Moins de 300 000 habitants en Guyane
mais tant de peuples différents, quelques villes et villages, des
infrastructures, des routes, des cours d'eau par millier et 95 % du
territoire recouvert d'une forêt dense, épaisse, à perte de vue.
La Guyane a/est « ce truc » totalement absurde. De la
civilisation française en Amérique du Sud là où il n'y avait que
nature hostile et températures infernales. Une absurdité née de la
curiosité et de la cupidité de l'homme, de l'homme (français) de
pouvoir.
Vint ensuite le bagne, les bagnes, qui
se distinguèrent par un ratio détenus / morts plus élevé que
celui des camps de concentration. Puis un pas de tir fut crée 30 ans
plus tard pour lancer une fusée. Pourquoi pas après tout. Mais là
n'est pas le propos.
Avec l'élection de Mitterrand en 81,
la France se dote d'un Revenu Minimum d'Insertion. Grande et
salutaire initiative (pas vraiment le choix de toute façon à moins
de réouvrir les bagnes pour y mettre tous ceux que la pauvreté
allait pousser à commettre des délits). Salutaire initiative mais
peut-être pas pour tout le monde ...
Depuis la Départementalisation, les
amérindiens ont une carte d'identité française et des noms
français pour certains. Puis, en 1988, on leur
dit : « On va vous donner de l'argent, prenez c'est de
l'argent gratuit ».
Celui que certains remercient et
nommèrent un temps « Rémi », qui l'eût crû, est en
train d'assombrir le devenir d'un peuple, à savoir, les habitants
originels de la Guyane, les amérindiens. Un peuple qui est né de la
forêt, de l'immensité verte et hostile où il a crée une culture
qui s'est développée sous les arbres, et en bordure des fleuves.

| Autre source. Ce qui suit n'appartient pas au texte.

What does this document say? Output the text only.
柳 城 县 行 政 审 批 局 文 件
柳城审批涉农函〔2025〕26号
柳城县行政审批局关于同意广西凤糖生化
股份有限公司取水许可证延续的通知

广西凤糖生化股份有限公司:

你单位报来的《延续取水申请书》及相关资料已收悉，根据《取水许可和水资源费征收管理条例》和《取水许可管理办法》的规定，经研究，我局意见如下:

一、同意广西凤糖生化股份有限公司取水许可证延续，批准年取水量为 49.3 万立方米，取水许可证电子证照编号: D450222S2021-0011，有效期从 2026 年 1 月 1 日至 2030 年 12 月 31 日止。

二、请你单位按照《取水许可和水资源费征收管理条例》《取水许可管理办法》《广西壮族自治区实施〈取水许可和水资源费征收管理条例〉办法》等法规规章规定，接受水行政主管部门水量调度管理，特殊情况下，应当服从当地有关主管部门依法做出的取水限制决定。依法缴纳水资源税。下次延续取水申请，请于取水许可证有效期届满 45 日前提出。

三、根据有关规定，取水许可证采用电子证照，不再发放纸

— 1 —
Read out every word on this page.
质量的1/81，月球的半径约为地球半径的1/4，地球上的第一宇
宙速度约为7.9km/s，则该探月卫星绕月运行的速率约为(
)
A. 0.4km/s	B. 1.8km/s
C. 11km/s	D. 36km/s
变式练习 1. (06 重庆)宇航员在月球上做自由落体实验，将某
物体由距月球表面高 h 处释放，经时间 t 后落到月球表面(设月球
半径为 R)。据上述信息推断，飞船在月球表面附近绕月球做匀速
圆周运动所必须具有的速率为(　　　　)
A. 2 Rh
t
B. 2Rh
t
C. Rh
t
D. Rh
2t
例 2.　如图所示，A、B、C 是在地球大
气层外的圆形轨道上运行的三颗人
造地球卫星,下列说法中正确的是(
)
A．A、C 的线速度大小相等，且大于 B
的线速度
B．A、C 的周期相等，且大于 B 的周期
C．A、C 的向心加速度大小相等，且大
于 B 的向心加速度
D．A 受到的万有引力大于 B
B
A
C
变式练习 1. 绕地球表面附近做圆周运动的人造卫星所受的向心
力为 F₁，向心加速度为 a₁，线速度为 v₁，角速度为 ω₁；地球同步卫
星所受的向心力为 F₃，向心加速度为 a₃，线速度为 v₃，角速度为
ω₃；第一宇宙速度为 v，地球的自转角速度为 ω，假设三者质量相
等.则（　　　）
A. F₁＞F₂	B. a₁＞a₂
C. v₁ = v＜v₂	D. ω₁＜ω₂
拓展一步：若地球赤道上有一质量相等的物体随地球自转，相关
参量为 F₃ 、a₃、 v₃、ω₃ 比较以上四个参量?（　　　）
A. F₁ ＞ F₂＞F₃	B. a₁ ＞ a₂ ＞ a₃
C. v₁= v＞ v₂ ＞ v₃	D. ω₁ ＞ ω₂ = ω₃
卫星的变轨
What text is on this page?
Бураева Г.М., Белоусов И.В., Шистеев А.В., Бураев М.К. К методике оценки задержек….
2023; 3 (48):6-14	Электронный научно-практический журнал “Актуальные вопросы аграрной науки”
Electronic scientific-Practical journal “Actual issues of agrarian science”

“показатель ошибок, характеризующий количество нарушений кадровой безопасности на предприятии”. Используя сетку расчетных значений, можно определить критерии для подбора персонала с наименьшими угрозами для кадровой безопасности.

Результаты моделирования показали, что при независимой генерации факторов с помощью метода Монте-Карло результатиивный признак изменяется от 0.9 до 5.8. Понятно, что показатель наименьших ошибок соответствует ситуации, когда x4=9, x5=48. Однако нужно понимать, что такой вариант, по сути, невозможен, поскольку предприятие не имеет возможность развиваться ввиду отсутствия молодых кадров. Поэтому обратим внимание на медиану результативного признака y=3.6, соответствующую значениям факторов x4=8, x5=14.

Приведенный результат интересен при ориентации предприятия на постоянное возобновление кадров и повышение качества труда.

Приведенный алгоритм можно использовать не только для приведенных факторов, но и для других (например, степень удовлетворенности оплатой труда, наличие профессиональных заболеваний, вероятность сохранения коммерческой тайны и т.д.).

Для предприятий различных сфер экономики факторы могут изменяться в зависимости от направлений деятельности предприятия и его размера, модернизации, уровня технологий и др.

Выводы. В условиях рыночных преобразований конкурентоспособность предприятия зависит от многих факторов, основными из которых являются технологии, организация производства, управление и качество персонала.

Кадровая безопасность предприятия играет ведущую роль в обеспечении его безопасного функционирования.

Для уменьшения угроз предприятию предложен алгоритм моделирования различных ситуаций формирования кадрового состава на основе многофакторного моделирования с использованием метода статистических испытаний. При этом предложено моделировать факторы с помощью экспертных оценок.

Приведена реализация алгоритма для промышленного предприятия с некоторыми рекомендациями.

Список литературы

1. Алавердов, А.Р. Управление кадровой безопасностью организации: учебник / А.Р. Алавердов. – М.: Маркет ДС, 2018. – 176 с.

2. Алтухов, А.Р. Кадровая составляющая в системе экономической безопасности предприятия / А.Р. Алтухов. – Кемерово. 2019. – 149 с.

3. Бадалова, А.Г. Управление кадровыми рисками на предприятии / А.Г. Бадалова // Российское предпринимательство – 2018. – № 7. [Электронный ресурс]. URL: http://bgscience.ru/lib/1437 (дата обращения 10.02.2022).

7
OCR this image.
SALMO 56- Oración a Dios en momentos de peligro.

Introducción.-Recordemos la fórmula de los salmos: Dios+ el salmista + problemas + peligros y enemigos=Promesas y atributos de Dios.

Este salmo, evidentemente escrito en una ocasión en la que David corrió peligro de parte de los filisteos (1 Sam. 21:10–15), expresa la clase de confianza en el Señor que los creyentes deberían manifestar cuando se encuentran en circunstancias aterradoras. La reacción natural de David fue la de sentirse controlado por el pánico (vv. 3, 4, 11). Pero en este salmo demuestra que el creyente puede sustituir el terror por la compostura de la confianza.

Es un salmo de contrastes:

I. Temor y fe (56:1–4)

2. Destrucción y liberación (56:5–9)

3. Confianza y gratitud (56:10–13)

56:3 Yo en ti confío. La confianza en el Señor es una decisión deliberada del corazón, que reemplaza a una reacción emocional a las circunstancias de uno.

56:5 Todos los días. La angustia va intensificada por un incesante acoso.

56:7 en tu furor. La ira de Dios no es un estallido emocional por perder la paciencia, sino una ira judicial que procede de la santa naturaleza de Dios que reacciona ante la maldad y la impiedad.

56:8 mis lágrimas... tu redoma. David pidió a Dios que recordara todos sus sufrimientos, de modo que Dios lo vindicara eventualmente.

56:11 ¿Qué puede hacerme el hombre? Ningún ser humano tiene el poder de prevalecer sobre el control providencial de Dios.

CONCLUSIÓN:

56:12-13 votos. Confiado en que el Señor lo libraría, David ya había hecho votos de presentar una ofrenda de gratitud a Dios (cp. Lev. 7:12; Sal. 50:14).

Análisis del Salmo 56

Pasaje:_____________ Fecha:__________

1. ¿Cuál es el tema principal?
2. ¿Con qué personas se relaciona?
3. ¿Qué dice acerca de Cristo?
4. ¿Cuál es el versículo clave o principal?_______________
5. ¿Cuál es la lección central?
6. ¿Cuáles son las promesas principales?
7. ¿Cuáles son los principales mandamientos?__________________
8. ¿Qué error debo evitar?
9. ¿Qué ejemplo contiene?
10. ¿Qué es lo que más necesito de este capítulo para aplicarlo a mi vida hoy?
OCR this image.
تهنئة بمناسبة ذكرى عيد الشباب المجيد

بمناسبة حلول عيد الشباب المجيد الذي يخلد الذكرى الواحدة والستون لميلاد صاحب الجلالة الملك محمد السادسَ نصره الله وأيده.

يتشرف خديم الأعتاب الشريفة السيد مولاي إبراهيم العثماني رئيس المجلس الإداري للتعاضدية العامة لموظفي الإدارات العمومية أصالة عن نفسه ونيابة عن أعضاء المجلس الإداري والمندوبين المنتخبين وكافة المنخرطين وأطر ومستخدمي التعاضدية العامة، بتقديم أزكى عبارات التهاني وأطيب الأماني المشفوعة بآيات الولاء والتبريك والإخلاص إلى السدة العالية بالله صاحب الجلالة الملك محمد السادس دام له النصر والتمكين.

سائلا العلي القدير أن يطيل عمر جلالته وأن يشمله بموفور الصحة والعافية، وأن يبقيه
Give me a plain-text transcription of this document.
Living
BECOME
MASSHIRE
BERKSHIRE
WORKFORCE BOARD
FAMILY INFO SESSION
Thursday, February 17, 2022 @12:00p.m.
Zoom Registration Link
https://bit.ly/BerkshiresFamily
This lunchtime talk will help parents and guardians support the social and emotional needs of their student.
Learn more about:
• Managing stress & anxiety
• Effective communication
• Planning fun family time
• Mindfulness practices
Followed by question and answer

Cet argent, ce RMI devenu RSA, depuis,
est bu sans modération, jusqu'à l'effondrement, par beaucoup
d'entre eux. En séjournant quelques jours à Camopi, commune isolée
sur le fleuve Oyapoque au sud-est de la Guyane, j'ai rencontré des
gens amicaux, des gens « froids », j'ai aussi entendu des
choses, ai posé des questions.
On m'avait aussi parlé, bien avant,
de toutes ces histoires, je n'en revenais pas …
Je
travaille dans le domaine éducatif, pédagogique avec une forte
fibre sociale. La question de la jeunesse, son devenir, ses
transformations, me touche énormément. Et la jeunesse amérindienne
que je ne connais pas vraiment, me touche, me questionne.
A
Camopi, sur le fleuve, à 6 h 00 de pirogue d'Oyapoque auxquelles il
faut ajouter 3 h 00 de route pour Cayenne, les jeunes
générations se fondent un peu dans une vie à « l'occidentale »,
certains ont été où sont scolarisés à Cayenne. Mais beaucoup de
ces adolescents sont tiraillés entre 2 modes de vie, 2 cultures,
avec des parents qui ne peuvent pas les accompagner dans cette
évolution « schizophrène ». Leurs enfants sont pris
entre école, chasse, pêche et vision de « comment la jeunesse
mondiale vit » sur internet. Le « déphasage » est
total.
En l'espace de 5 ans, une vingtaine de jeunes, des ados ou
pré-ados se sont suicidés. Comme perdus entre des univers qui se
meurent et d'autres qui se dévoilent, avec sans doute, une autre
pression familiale / clanique, un instinct déboussolé, des parents
alcooliques, peut-être violents, une conception d'être sur terre
différente. Allez savoir ...
Un jour en me baladant, j'ai
photographié des enfants. Ils s'amusaient en marchant, j'ai demandé si je
pouvais les photographier. Ils ont accepté et sont restés
silencieux quand ils virent qu'ils ne pouvaient pas se voir dans
l'appareil photo (argentique). L'un me faisait des « fuck »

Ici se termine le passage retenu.